2. Again, in this instruction to Timothy as a teacher of teachers, he is directed to caution them about idle and foolish words (2 Timothy 2:14). But no sooner is this dictum laid down than he is once more exhorted as in the other case, to be the kind of teacher he would have others be. To what is he exhorted in 2 Timothy 2:15? What do you suppose that expression means, “Rightly dividing the word of truth?” In reply, note the three classes of peoples into which Paul divides mankind in 1 Corinthians 10:32. Do you not think that “rightly dividing the word of truth” must mean giving to each of these their “portion of meat in due season”? But how can this be done where one is ignorant of the dispensational teaching of the Bible, which we are trying to emphasize in this Commentary? What is to be avoided in this teaching (verse 19)? To what physical disease is that kind of foolish teaching likened in the next verse? How careful we need to be not to allow out study of dispensational truth to become fanatical gangrene! How much we need the wisdom from above, the balance of mind and heart which the Holy Spirit alone can supply!
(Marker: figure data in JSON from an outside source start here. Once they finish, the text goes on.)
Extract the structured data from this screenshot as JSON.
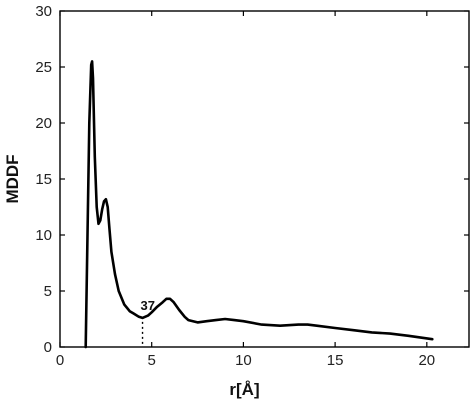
{
  "chart_data": {
    "type": "line",
    "xlabel": "r[Å]",
    "ylabel": "MDDF",
    "xlim": [
      0,
      22.3
    ],
    "ylim": [
      0,
      30
    ],
    "xticks": [
      0,
      5,
      10,
      15,
      20
    ],
    "yticks": [
      0,
      5,
      10,
      15,
      20,
      25,
      30
    ],
    "grid": false,
    "series": [
      {
        "x": [
          1.4,
          1.5,
          1.6,
          1.7,
          1.75,
          1.8,
          1.9,
          2.0,
          2.1,
          2.2,
          2.3,
          2.4,
          2.5,
          2.6,
          2.7,
          2.8,
          3.0,
          3.2,
          3.5,
          3.8,
          4.0,
          4.3,
          4.5,
          4.8,
          5.0,
          5.3,
          5.6,
          5.8,
          6.0,
          6.2,
          6.5,
          6.8,
          7.0,
          7.5,
          8.0,
          8.5,
          9.0,
          9.5,
          10.0,
          11.0,
          12.0,
          13.0,
          13.5,
          14.0,
          15.0,
          16.0,
          17.0,
          18.0,
          19.0,
          20.3
        ],
        "y": [
          0,
          10,
          20,
          25.2,
          25.5,
          24.0,
          17.0,
          12.5,
          11.0,
          11.3,
          12.3,
          13.0,
          13.2,
          12.5,
          10.5,
          8.5,
          6.5,
          5.0,
          3.8,
          3.2,
          3.0,
          2.7,
          2.6,
          2.8,
          3.1,
          3.6,
          4.0,
          4.3,
          4.3,
          4.0,
          3.3,
          2.7,
          2.4,
          2.2,
          2.3,
          2.4,
          2.5,
          2.4,
          2.3,
          2.0,
          1.9,
          2.0,
          2.0,
          1.9,
          1.7,
          1.5,
          1.3,
          1.2,
          1.0,
          0.7
        ]
      }
    ],
    "marker": {
      "x": 4.5,
      "y": 2.6,
      "label": "37"
    }
  }
}
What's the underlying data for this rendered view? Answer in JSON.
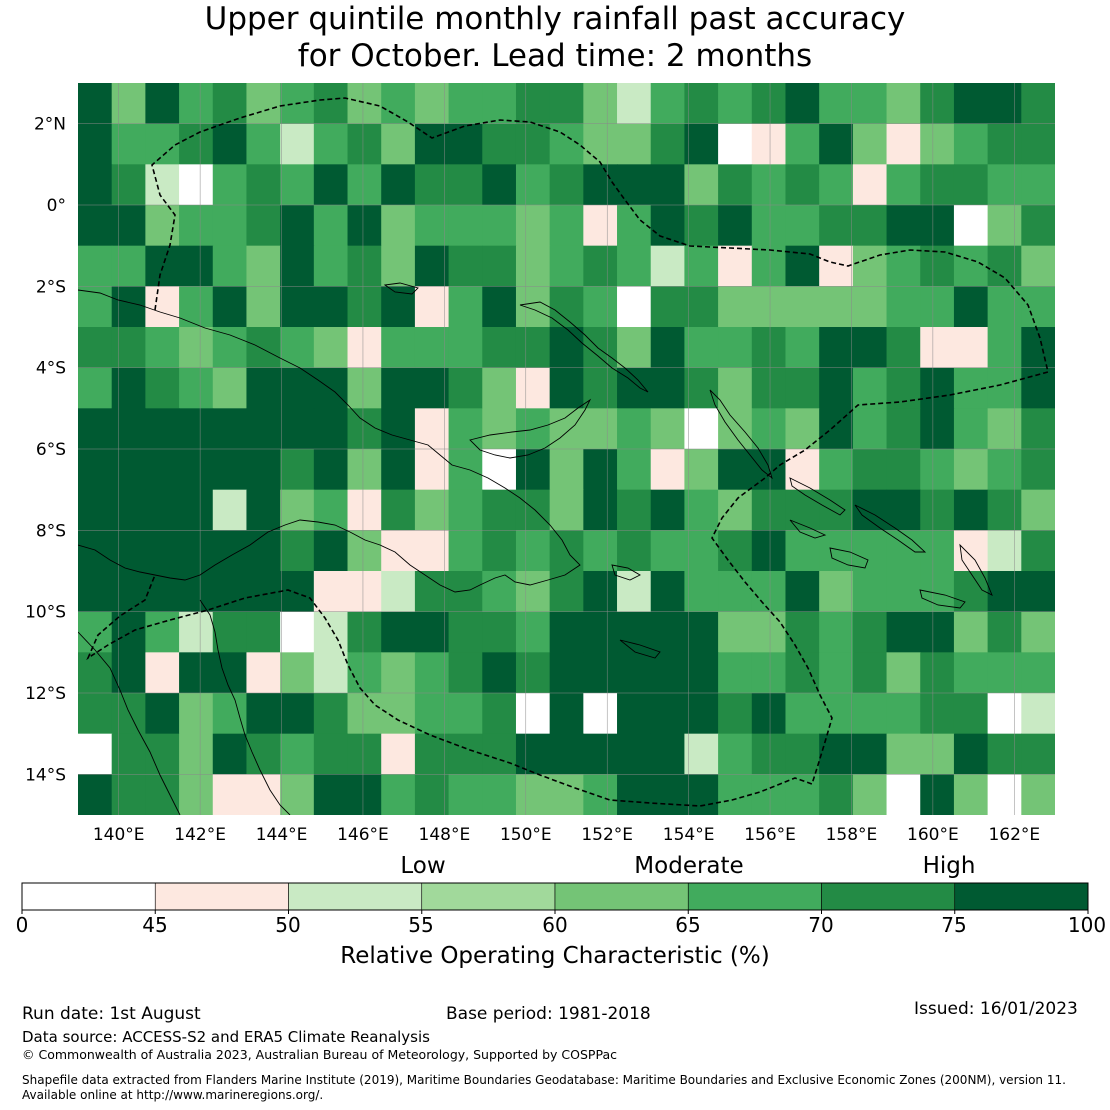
{
  "title_line1": "Upper quintile monthly rainfall past accuracy",
  "title_line2": "for October. Lead time: 2 months",
  "map": {
    "lon_range": [
      139,
      163
    ],
    "lat_range": [
      -15,
      3
    ],
    "lon_ticks": [
      "140°E",
      "142°E",
      "144°E",
      "146°E",
      "148°E",
      "150°E",
      "152°E",
      "154°E",
      "156°E",
      "158°E",
      "160°E",
      "162°E"
    ],
    "lat_ticks": [
      "2°N",
      "0°",
      "2°S",
      "4°S",
      "6°S",
      "8°S",
      "10°S",
      "12°S",
      "14°S"
    ]
  },
  "colorbar": {
    "categories": [
      "Low",
      "Moderate",
      "High"
    ],
    "ticks": [
      "0",
      "45",
      "50",
      "55",
      "60",
      "65",
      "70",
      "75",
      "100"
    ],
    "colors": [
      "#ffffff",
      "#fde8e0",
      "#c9eac4",
      "#a1d99b",
      "#74c476",
      "#41ab5d",
      "#238b45",
      "#005a32"
    ],
    "label": "Relative Operating Characteristic (%)"
  },
  "footer": {
    "run_date": "Run date: 1st August",
    "base_period": "Base period: 1981-2018",
    "issued": "Issued: 16/01/2023",
    "data_source": "Data source: ACCESS-S2 and ERA5 Climate Reanalysis",
    "copyright": "© Commonwealth of Australia 2023, Australian Bureau of Meteorology, Supported by COSPPac",
    "shapefile_line1": "Shapefile data extracted from Flanders Marine Institute (2019), Maritime Boundaries Geodatabase: Maritime Boundaries and Exclusive Economic Zones (200NM), version 11.",
    "shapefile_line2": "Available online at http://www.marineregions.org/."
  }
}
But we need not pursue our inquiries into this chapter further. The same mingled exhortation, instruction and warning continue throughout, and can be brought out by the student through questioning and patient waiting for the answer to suggest itself as above.
3. Proceeding to chapter three, Timothy receives instruction concerning the last times, i.e., the times at the end of the present age. What kind of times does the Spirit of God, say they will be (2 Timothy 3:1)? The word “perilous” is in the Revised Version “grievous.” What shall constitute their grievous character (2 Timothy 3:2-5)? What class of persons are designated as influenced by these things, and why (2 Timothy 3:6-7)? How does the apostle seek to strengthen Timothy against these things by his own example (2 Timothy 3:10-13)? And what exhortation does he now receive (2 Timothy 3:14-16)? What tribute to the Holy Scriptures is in 2 Timothy 3:15? And how is their authority and infallibility affirmed in the following verse? The Revised Version renders this verse a little differently, but this is one of the places where the king James translation is to be preferred not only as the stronger, but also the more scholarly of the two. To what “charge” to Timothy does this illusion to the Holy Scriptures lead (4:1-2)? What consideration adds solemnity to that charge (2 Timothy 4:1)? What consideration make that charge to be necessary (2 Timothy 4:3-4)? What office is Timothy to exercise in addition to that of an overseer and teacher in order to “make full proof” or fulfill his ministry (2 Timothy 4:5)? What consideration personal to Paul, adds solemnity to this exhortation (2 Timothy 4:6-8)?
1. How many of the questions in the text of the lesson have you answered?
2. How often does Paul allude to his own example?
3. Can you quote 1 Corinthians 10:32?
4. Can you quote 2 Timothy 3:16?
5. What was Timothy to be besides an evangelist?